If you haven't guessed from Jeff's fair appearance and robust nose, he is of German descent. His maternal great-grandfather was one of several brothers who emigrated from north Germany to Texas in the late 1800's. He married a German/Swedish woman, and Jeff's grandmother spoke a little German as a child and remembered some German songs. Most of this came to our attention several years ago after his grandmother died and we found a letter she had written to her father's brother's daughter (her Cousin Sophie) back in Germany in the 70's. Sophie had died by that time, but her 18 year old granddaughter had written back and provided a few family details such as names and ages of the current generation. Given this, Jeff utilized the Internet and located the granddaughter and her brothers (his third cousins). There was a little email correspondence and the exchange of a few old pictures to confirm the shared ancestors. Nothing much more happened, but it was nice to find a connection in the Old Country.
Fast forward a few years. Jeff decided that since we are in Germany, he would get in touch with his distant relations over here. Amazingly, the three cousins and their father live only a few miles from several of our church friends who had been inviting us to visit them in their home! So we arranged to stay overnight with our generous hosts Saturday evening, and Sunday morning we met the German branch of Jeff's family tree. We were able to see two of their homes and meet all three third cousins, their father, and several of the spouses and children. We spent a lovely morning and afternoon before taking the train a few hours back to Berlin.
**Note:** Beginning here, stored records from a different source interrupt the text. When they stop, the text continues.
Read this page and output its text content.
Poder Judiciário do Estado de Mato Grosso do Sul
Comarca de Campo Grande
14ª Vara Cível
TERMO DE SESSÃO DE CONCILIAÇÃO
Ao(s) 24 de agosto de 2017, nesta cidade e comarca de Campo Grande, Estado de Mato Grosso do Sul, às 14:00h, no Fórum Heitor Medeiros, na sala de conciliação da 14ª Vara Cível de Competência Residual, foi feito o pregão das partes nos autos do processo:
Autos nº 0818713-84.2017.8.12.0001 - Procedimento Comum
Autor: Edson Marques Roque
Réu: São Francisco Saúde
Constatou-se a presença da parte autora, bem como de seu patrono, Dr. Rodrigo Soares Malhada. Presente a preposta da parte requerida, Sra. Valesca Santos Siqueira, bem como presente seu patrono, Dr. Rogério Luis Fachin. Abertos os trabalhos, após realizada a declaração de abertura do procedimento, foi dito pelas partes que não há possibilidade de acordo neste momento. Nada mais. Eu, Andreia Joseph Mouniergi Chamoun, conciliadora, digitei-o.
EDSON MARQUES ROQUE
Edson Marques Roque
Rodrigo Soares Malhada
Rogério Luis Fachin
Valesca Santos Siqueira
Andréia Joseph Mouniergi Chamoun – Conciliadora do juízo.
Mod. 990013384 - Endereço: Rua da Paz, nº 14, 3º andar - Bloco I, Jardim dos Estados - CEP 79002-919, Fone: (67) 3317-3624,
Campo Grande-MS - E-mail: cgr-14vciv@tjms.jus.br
One interesting note: we asked about visiting the grave sites and cemeteries where some of the ancestors might be buried. We were informed that in Germany, one doesn't own the burial plot, one basically “rents” it. Once the family or descendants stop paying, the marker is often removed and the site can be used by someone else. Now, they weren't quite sure what was done with the casket or the actual remains, but essentially, unless there is an interested party that preserves the ancestor's final resting place, it is very unlikely that you can locate the actual grave site. The village church may have records, but don't expect to get a rubbing of the headstone!